About William Ivey
“Form comes easier to me than color. Once I begin to get the color right, the painting starts to fall into place, because color controls the space. I could go on nitpicking subtleties of color, or shifting an edge forever, but I know a painting is done when no piece of it can be taken out.” – William Ivey
Born in Seattle, William Ivey (1919-1992) originally planned to become a lawyer, but an interest in drawing led him to take classes at Cornish School in Seattle. Following service in World War II as a paratrooper. While in Italy he was able to view works by Michelangelo, Giotto, and Caravaggio. After the war Ivey spent three years at the California School of Fine Arts in San Francisco, where he undertook serious study of modern art with such influential instructors as Clyfford Still, Mark Rothko, Ad Reinhardt, David Park, and Clay Spohn. Friends and fellow students included noted painters Richard Diebenkorn and Frank Lobdell.

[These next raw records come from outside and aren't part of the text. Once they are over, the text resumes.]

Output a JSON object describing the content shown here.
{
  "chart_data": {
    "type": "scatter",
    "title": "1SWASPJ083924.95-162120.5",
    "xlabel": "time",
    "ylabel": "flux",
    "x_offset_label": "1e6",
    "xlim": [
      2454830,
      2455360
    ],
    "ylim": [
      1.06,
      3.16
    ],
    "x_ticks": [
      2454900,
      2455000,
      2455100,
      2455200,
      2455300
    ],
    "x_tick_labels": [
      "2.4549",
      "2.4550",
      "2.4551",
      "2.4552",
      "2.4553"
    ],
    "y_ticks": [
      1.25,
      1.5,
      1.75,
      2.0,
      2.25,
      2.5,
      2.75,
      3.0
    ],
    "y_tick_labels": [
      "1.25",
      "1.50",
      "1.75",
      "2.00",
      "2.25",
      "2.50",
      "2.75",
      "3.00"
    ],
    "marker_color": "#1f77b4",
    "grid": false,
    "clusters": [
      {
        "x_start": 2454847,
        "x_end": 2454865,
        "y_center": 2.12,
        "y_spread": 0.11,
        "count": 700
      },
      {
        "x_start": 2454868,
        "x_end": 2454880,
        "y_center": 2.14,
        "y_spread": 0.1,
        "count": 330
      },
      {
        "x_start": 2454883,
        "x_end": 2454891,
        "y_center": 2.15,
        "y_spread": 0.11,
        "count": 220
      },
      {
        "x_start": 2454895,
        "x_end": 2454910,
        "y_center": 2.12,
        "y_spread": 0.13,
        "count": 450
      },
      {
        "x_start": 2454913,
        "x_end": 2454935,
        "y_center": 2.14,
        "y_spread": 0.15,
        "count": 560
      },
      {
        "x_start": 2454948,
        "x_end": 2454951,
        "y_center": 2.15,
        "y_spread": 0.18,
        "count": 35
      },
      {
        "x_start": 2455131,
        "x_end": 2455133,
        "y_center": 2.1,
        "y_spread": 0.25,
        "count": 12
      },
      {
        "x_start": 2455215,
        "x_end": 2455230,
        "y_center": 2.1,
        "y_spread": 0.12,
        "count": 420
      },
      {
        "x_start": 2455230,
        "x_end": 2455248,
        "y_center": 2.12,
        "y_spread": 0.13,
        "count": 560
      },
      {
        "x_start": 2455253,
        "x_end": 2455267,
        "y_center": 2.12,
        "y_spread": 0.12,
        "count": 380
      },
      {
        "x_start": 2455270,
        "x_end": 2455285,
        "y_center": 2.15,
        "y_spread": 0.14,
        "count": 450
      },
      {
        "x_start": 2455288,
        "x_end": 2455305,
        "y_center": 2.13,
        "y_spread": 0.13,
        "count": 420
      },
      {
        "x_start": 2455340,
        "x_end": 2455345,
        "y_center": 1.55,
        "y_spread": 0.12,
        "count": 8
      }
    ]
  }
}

In the late 1940s Ivey returned to his hometown, was employed by the City of Seattle as a social worker, and had a daughter with his wife, Helen Taylor. He painted at night in a series of studios, entered the Seattle Art Museum’s Northwest Annual and the Henry Art Gallery’s Northwest Invitational shows, and sold his first painting, to collector and gallery owner Zoe Dusanne.
He, Jack Stangle, Ward Corley, and Richard Gilkey were featured in an exhibition of Northwest avant-gardists at SAM; he formed friendships with fellow artists such as Guy Anderson, Leo Kenney, and Carl and Hilda Morris. In the late 1950s he opened the short-lived Artist’s Gallery with painters Alden Mason, James FitzGerald, and Margaret Tomkins.
In 1960, Gordon Woodside became his representative; the same year he received a Ford Foundation grant, and two years later, a grant from the National Foundation for the Arts and Humanities. In 1964 he had his first major solo show, at the Seattle Art Museum. In 1967 he received a Rockefeller Fellowship.
Ivey was acquainted with Mark Tobey, Morris Graves, and other members of the “Northwest School”, and was close friends with Richard Gilkey and many of the Skagit Valley–based painters who were considered by some critics to represent a second generation of the Northwest School. However, his deeply personal style of abstraction showed more of the influence of Still, Rothko, and others he studied under at the California School of Fine Arts.
Distaste for promotion likely limited Ivey’s popularity — his one and only European exhibition, arranged by painter John Franklin Koenig, was at the Galerie Arnaud in Paris in 1966 — but he remained a respected, strong-selling artist in the Pacific Northwest. SAM held another solo show of his work in 1975; in 1982 he accepted a rare commission and created the largest painting of his career (20′ x 8′) for the King County District Court in Issaquah, Washington; in 1983 he was named Artist of the Year by the King County (Washington) Arts Commission, and used the $25,000 reward to build a studio behind his home in Seattle’s Queen Anne neighborhood; in 1989 the Henry Art Gallery presented a major retrospective of his career.
He found inspiration in observation of the real world, but his intense immersion in the painting process transformed what he saw into lush abstractions that emphasized color and the picture plane. In Ivey’s paintings, shapes are secondary to color in the development of spaces, and delicate neutral grays set off glowing patches of bright color. Ivey rarely titled his paintings
Represented by the Woodside Braseth Gallery since 1960, Ivey had major solo exhibitions in both the United States and Europe. His work has been shown at the National Museum of Art in Osaka, Japan and he has had a retrospective at the Henry Art Gallery in Seattle, Washington. His work can be found in over 300 collections. He has received numerous awards including the Rockefeller fellowship, the Ford Foundation Purchase Award, a grant from the National Foundation for the Arts and Humanities.